Does anyone remember the good old days? You know, the days when all we kids had to worry about was reds under the beds and the possibility that at any moment the Soviet Union would launch a full scale nuclear attack on Britain. Leaflets were sent out to every home in Britain telling us how to survive a nuclear attack. True, there were a lot of things that had to be done in four minutes, but I'm sure some people found it useful. My own personal strategy in the event of nuclear war was always to go outside, light a cigarette and watch - but I'm a bit funny that way.
Despite the ludicrous government information about what to do in the event of an attack, one thing was always clear to most people - and that was who the enemy was. It was the commies, the Ruskies, the Soviet Union. No one pretended that the attack might come from somewhere else - like Belgium or Portugal. There were people who tried to convince us that the Soviet Union was just misunderstood, but even they generally tended to concede that an attack - if it happened - would come from the general direction of The Iron Curtain.
So, it's interesting to note that governments are just as keen to keep kids on their toes. Only, these days they tend to be less decisive about where the threat lies - as this article demonstrates.
BURLINGTON TOWNSHIP — The scenario has played out in real life across America: Gunfire echoes through a school and students are held hostage.
But police, faculty and staff lived out their own make-believe version yesterday of just such a tragedy at Burlington Township High School, complete with Kevlar-clad officers, armed suspects and students portraying the wounded and dead.
“You perform as you practice,” Superintendent Chris Manno said prior to the exercise. “We need to practice under conditions as real as possible in order to evaluate our procedures and plans so that they're as effective as possible.”
Sounds reasonable?
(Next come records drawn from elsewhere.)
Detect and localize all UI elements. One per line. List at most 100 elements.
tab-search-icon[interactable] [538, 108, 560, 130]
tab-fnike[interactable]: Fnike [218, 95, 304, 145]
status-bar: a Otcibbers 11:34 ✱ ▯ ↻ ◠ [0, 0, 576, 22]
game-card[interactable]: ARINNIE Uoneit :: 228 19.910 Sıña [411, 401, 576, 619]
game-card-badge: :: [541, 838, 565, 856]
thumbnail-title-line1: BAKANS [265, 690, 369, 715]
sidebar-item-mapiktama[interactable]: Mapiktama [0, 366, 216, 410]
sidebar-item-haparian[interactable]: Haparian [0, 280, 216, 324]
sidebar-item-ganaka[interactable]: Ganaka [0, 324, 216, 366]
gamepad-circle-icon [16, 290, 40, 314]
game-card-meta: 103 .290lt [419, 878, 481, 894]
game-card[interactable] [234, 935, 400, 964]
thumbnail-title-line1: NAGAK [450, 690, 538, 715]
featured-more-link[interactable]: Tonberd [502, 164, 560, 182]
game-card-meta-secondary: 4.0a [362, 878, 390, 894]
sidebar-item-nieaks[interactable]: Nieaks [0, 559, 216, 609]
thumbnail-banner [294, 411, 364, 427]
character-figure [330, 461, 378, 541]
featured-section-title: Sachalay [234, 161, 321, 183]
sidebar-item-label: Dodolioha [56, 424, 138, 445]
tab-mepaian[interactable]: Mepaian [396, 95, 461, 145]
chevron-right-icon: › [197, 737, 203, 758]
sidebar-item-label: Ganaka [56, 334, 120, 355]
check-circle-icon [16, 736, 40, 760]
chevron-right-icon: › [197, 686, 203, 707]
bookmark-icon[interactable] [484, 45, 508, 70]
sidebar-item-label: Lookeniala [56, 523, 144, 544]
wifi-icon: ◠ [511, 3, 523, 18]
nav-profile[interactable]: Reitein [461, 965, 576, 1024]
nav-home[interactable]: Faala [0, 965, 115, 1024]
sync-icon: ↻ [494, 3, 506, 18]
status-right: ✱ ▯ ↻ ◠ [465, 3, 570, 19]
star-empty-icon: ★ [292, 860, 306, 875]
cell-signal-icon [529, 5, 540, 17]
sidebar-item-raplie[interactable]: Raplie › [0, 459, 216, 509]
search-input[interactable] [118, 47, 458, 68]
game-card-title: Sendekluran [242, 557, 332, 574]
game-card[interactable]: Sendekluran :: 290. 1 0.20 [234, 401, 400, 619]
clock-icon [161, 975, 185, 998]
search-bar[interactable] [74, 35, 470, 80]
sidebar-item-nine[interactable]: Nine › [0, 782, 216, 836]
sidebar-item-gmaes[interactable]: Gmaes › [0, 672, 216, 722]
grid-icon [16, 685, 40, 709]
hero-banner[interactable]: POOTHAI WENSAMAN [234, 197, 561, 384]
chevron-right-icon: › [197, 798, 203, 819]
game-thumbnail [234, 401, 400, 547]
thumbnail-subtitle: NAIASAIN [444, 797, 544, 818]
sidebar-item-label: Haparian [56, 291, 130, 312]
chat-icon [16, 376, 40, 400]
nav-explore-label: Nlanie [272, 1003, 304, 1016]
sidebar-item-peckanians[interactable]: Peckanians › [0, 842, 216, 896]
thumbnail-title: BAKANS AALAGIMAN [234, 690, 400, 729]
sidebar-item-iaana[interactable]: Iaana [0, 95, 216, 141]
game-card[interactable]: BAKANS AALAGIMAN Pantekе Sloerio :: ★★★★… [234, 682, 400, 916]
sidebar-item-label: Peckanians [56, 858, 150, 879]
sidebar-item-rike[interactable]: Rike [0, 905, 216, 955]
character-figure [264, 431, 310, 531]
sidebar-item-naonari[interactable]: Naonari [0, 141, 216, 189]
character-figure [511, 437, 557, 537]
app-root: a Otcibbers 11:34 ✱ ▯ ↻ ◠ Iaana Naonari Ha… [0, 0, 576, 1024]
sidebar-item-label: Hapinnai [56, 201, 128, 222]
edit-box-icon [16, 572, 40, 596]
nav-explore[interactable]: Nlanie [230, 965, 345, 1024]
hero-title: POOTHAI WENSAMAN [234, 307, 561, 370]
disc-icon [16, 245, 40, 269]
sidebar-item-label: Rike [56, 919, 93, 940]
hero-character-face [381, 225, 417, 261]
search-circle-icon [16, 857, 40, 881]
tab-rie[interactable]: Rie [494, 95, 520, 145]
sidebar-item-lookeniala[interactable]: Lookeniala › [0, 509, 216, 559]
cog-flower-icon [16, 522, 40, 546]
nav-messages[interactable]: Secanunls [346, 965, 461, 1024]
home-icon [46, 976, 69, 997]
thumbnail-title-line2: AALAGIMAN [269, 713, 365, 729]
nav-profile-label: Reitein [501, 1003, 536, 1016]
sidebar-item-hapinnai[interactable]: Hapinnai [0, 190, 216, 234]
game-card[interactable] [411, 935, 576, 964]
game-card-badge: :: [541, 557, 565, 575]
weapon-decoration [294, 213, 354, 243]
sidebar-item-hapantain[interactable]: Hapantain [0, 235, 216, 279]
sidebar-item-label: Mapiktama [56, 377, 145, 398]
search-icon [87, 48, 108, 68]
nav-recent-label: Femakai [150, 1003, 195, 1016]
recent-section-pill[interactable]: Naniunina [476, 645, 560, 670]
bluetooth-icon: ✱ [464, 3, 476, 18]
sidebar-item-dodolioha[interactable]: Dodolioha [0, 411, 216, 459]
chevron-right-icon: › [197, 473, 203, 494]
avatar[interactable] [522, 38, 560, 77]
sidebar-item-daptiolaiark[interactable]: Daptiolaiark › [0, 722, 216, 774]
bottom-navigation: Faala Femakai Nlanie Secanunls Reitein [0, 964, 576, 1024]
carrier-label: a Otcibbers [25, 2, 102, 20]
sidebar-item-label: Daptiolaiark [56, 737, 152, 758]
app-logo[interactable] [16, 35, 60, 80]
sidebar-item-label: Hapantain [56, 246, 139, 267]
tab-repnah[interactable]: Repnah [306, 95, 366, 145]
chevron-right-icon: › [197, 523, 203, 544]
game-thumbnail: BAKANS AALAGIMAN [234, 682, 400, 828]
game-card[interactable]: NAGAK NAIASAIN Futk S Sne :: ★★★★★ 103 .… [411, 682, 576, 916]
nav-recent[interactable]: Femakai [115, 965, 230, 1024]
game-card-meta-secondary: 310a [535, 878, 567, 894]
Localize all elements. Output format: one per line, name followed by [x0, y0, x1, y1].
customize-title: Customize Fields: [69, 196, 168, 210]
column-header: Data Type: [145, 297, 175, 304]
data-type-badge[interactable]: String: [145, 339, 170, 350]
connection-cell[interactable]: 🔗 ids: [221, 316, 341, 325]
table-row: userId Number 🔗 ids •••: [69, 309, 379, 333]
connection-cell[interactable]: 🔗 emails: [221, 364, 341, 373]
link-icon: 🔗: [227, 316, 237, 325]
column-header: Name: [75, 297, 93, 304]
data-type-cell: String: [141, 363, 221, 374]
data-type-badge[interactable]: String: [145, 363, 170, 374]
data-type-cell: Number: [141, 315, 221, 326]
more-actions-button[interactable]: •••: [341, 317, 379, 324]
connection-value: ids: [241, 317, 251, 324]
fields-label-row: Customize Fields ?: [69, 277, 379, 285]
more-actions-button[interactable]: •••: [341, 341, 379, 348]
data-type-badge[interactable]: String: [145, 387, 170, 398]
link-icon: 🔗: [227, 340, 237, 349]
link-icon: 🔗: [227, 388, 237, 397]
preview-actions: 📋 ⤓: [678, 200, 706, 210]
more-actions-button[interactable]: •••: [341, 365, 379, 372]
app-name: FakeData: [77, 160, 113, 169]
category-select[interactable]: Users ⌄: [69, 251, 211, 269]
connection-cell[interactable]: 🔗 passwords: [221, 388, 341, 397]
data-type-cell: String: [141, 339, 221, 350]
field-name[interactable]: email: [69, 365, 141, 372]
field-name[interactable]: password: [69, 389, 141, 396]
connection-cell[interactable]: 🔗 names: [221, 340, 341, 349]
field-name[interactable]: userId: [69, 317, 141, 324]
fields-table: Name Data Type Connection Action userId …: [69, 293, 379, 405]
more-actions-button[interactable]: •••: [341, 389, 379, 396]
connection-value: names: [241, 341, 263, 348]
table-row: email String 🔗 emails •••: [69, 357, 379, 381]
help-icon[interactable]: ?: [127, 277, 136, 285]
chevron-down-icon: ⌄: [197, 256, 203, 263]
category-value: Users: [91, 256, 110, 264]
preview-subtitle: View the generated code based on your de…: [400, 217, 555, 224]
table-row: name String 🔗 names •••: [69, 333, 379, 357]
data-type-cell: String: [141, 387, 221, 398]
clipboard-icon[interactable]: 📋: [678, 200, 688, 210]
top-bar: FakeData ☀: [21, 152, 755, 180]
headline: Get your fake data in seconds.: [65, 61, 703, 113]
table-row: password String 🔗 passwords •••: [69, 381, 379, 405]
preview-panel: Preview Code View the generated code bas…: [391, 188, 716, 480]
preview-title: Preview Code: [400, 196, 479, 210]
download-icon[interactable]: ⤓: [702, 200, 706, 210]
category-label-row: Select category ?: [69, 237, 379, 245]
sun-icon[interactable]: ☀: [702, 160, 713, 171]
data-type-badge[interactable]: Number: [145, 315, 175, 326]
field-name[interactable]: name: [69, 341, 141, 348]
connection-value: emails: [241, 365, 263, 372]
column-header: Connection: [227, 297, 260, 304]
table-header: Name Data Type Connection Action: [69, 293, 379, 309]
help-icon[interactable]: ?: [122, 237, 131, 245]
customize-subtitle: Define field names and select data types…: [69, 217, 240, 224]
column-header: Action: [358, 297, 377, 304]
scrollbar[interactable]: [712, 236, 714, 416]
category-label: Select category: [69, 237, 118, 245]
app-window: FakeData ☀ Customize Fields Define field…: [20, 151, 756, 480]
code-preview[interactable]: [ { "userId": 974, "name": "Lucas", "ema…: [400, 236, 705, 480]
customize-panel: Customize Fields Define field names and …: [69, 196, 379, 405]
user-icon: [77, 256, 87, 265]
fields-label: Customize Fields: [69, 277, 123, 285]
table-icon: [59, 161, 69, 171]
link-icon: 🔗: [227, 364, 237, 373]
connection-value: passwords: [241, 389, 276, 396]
Well, maybe. There is no doubt that the Beslan massacre in 2004 when almost 400 people - mostly children - were murdered by Muslim terrorists should concentrate everyone's mind - but here's the rub.
Two Burlington Township police detectives portrayed the gunmen. Investigators described them as members of a right-wing fundamentalist group called the “New Crusaders” who don't believe in separation of church and state. The mock gunmen went to the school seeking justice because the daughter of one had been expelled for praying before class. (My emphasis).
If ever you needed an example of the progressive liberal moral inversion - then this is it. What does that statement tell you about "the threat"?
Right wing? New Crusaders? Church? State? Separation?
That's right -the threat to the world doesn't come from the left or Islam and isn't propagated through the mosques and enabled by secularist moral equivalence. No, what we really have to be scared of kids, are those right wing crazies from your local church and their vengeance on us secularists for daring to insist that Christianity has no part in defining legislation.
I can not think of a term to adequately describe the people who came up with this. I certainly can not understand their motivation. What were they thinking of? Perhaps they were only trying to be culturally sensitive and not offend Muslims (after all the RoP is notoriously bad at handling criticism) - but if that was the case, why use the example of Christianity instead?
We are truly living in rotten times. The rot has set deep into western nations and is called progressive liberalism. We either get rid of it or wait until western civilization collapses in on itself.
What's it to be?
1 comment:
Too true and Islam knows all too well how weak the West is.
The official advice in the good old days was indeed often "ludicrous"; never more so than the US government's advice on how to survive a nuclear bomb: Duck and Cover.